Executing the system is just a matter of adding these facts in the knowledge base and letting the system run. In LISA adding a fact can be done using assert similarly to what the RHS of the rules are doing. To actually run the system, unsurprisingly, the function run can be called. To see what facts are in the knowledge base the function facts prints them out for us to see. To tie things together, we make sure that the knowledge base is reset before we execute anything using reset.

Below is the full example implementation that we put together:

(defpackage common-treasure
)

(in-package :lisa-user)

(reset)

(defclass area ()
((archeological-type :initarg :archeological-type :initform "" :accessor :archeological-type)
(size-disturbed :initarg :size-disturbed :initform 0.0 :accessor :size-disturbed)
))

(defclass permit-required ()
()
)

;; If the area is of high archeological value, then a permit is required no matter what the size of the area is to be disturbed.
(defrule high-value () (area (archeological-type "high-value")) => (assert ((make-instance 'permit-required))))

;; If the area is of high archeological expectation, that a permit is required when the size of the area that is to be disturbed is larger than 100m<sup>2</sup>.
(defrule high-expectation () (area (archeological-type "high-expectation") (> size-disturbed 100))  => (assert ((make-instance 'permit-required))))

;; If the area if of archeological expectation, that a permit is required when the size of the area that is to be disturbed is larger than 1000m<sup>2</sup>.
(defrule expectation () (area (archeological-type "expectation") (> size-disturbed 1000))  => (assert ((make-instance 'permit-required))))

;;Test fact 1
;; (assert ((make-instance 'area :archeological-type "high-value" :size-disturbed 2000)))

;;Test fact 2
(assert ((make-instance 'area :archeological-type "high-expectation" :size-disturbed 10)))

(facts)

(run)

(facts)


Note that here the fact 1 is commented out, to test the assert of fact 2, so that running the other scenario is just a matter of commenting and un-commenting the relevant lines.

For the first scenario, with fact 1, the output of our initial program is as follows:

[package common-treasure]#<INITIAL-FACT ; id 0 {1002669853}>
#<AREA ; id 1 {1002745373}>
For a total of 2 facts.
#<INITIAL-FACT ; id 0 {1002669853}>
#<AREA ; id 1 {1002745373}>
#<PERMIT-REQUIRED ; id 2 {100283A363}>
For a total of 3 facts.


Note that we print out our facts twice, once before the run and once after, but it shows that now the permit requirement was derived.

For the case of using fact 2 , we get the following output:

[package common-treasure].#<INITIAL-FACT ; id 0 {1004D40AB3}>
#<AREA ; id 1 {10020107C3}>
For a total of 2 facts.
#<INITIAL-FACT ; id 0 {1004D40AB3}>
#<AREA ; id 1 {10020107C3}>
For a total of 2 facts.


This shows that our fact base did not change due to our running the reasoning system.
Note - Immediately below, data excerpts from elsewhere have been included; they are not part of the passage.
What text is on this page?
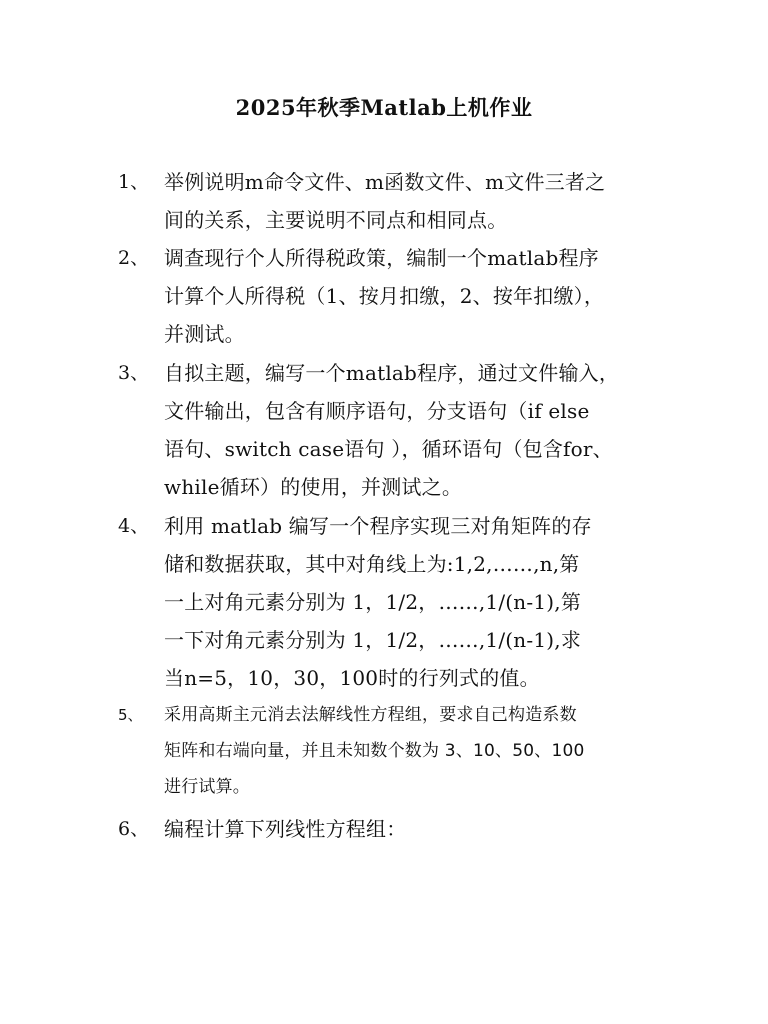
2025年秋季Matlab上机作业
1、 举例说明m命令文件、m函数文件、m文件三者之
间的关系，主要说明不同点和相同点。
2、 调查现行个人所得税政策，编制一个matlab程序
计算个人所得税（1、按月扣缴，2、按年扣缴），
并测试。
3、 自拟主题，编写一个matlab程序，通过文件输入，
文件输出，包含有顺序语句，分支语句（if else
语句、switch case语句 ），循环语句（包含for、
while循环）的使用，并测试之。
4、 利用 matlab 编写一个程序实现三对角矩阵的存
储和数据获取，其中对角线上为:1,2,……,n,第
一上对角元素分别为 1，1/2，……,1/(n-1),第
一下对角元素分别为 1，1/2，……,1/(n-1),求
当n=5，10，30，100时的行列式的值。
5、	采用高斯主元消去法解线性方程组，要求自己构造系数
矩阵和右端向量，并且未知数个数为 3、10、50、100
进行试算。
6、 编程计算下列线性方程组：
So there we have it, a bit of a peek of what can be done with Common Lisp. I have to say the language and its various features are quite a bit daunting, as I feel I have only scratched the surface of what is possible, with both interacting with the language as well as with A.I. tools such as LISA. That said digging into the language and seeing how it can handle a small, but also relevant scenario, felt like a worthwhile journey, and that is an experience always worth treasuring.